As the nation moves toward a clean energy future, wood is becoming a hot commodity. Power companies are burning more trees , Bloomberg reports, because the renewable fuel can be cheaper than coal and ignited without needing permits to release carbon dioxide, the main greenhouse gas blamed for global warming.

Vattenfall AB of Sweden, Germany’s RWE AG and American Electric Power Inc. of Ohio, the biggest coal-burner in the country, have switched a few plants over to wood with more planned.

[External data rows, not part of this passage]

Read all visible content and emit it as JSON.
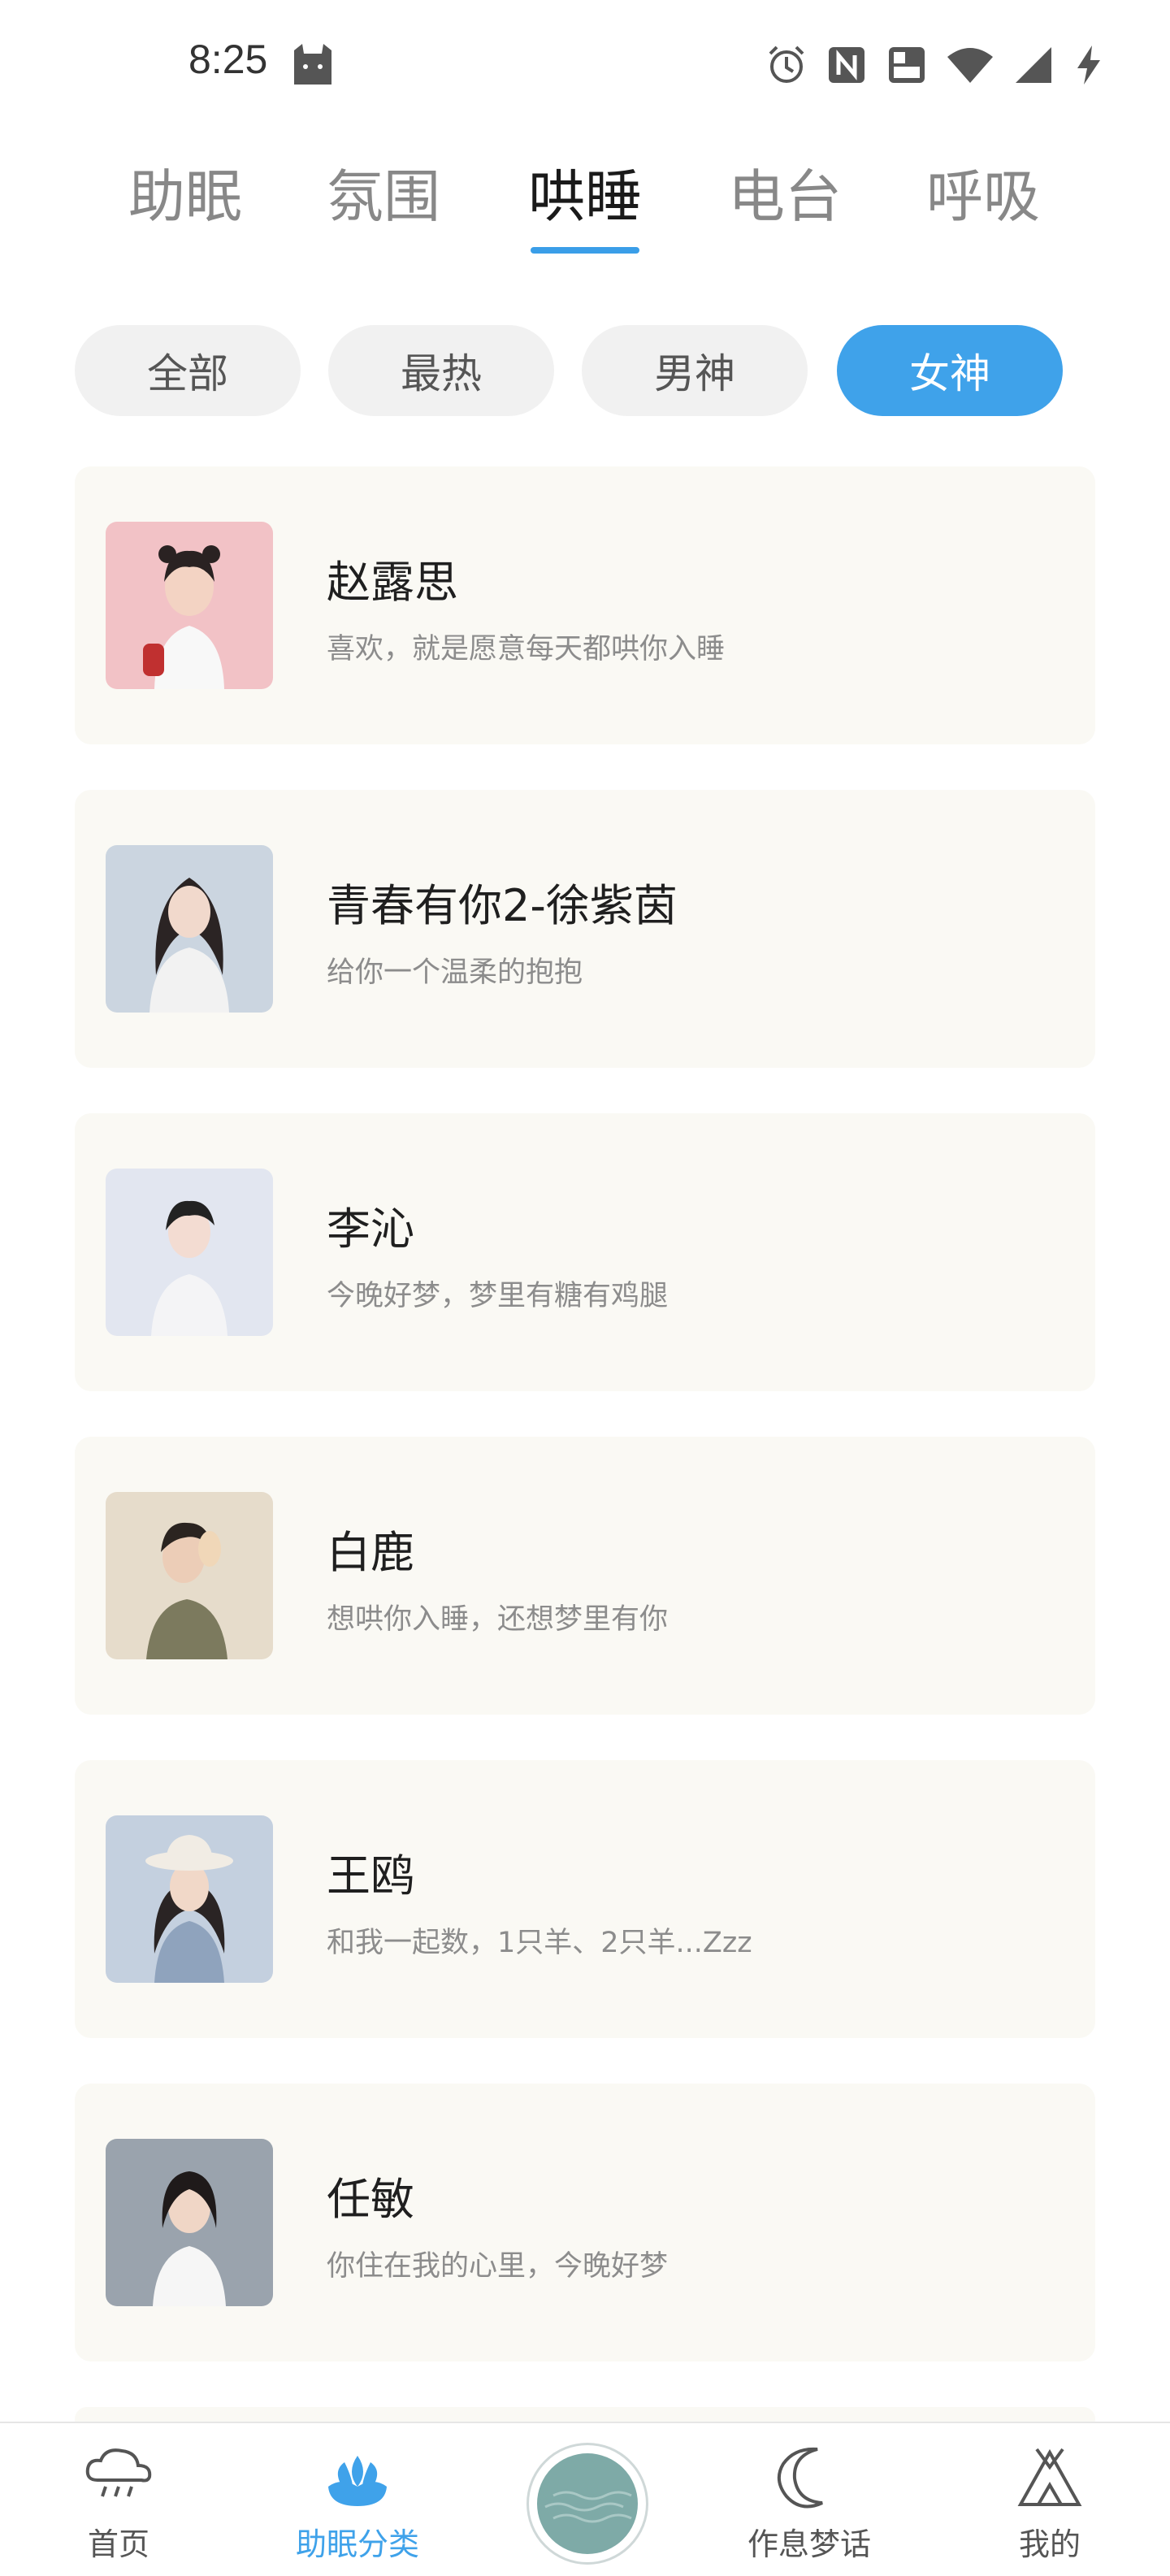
{
  "status_bar": {
    "time": "8:25"
  },
  "top_tabs": [
    {
      "label": "助眠"
    },
    {
      "label": "氛围"
    },
    {
      "label": "哄睡"
    },
    {
      "label": "电台"
    },
    {
      "label": "呼吸"
    }
  ],
  "active_top_tab": "哄睡",
  "filters": [
    {
      "label": "全部"
    },
    {
      "label": "最热"
    },
    {
      "label": "男神"
    },
    {
      "label": "女神"
    }
  ],
  "active_filter": "女神",
  "cards": [
    {
      "title": "赵露思",
      "subtitle": "喜欢，就是愿意每天都哄你入睡"
    },
    {
      "title": "青春有你2-徐紫茵",
      "subtitle": "给你一个温柔的抱抱"
    },
    {
      "title": "李沁",
      "subtitle": "今晚好梦，梦里有糖有鸡腿"
    },
    {
      "title": "白鹿",
      "subtitle": "想哄你入睡，还想梦里有你"
    },
    {
      "title": "王鸥",
      "subtitle": "和我一起数，1只羊、2只羊...Zzz"
    },
    {
      "title": "任敏",
      "subtitle": "你住在我的心里，今晚好梦"
    }
  ],
  "bottom_nav": [
    {
      "label": "首页",
      "icon": "cloud-rain-icon"
    },
    {
      "label": "助眠分类",
      "icon": "lotus-icon"
    },
    {
      "label": "",
      "icon": "waves-icon"
    },
    {
      "label": "作息梦话",
      "icon": "moon-icon"
    },
    {
      "label": "我的",
      "icon": "tent-icon"
    }
  ],
  "colors": {
    "accent": "#3fa2ea",
    "card_bg": "#faf9f4",
    "chip_bg": "#f1f1f1"
  }
}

So far that hasn’t driven up paper prices or strained forests, which absorb carbon dioxide in photosynthesis.

“Wood is very quickly becoming a very important part of the energy mix and in a few years will be a global commodity much like oil,” said Heinrich Unland, chief executive officer of Novus Energy GmbH. The German company runs a wood-power plant north of Hamburg that supplies heat to a Total SA refinery.
Using biomass for power and heat—mainly from poplar, willow and pine trees—grew by 25 percent during the past two decades, according to the International Energy Agency, the Paris-based adviser to 28 oil-consuming nations such as the United States.

Chips of wood stumps and branches, heated 750 degrees Fahrenheit at the Novus furnace, are as efficient as coal and cheaper: European Union rules don’t require carbon-dioxide permits because the trees absorbed a like amount of the gas before harvest, making them carbon-neutral.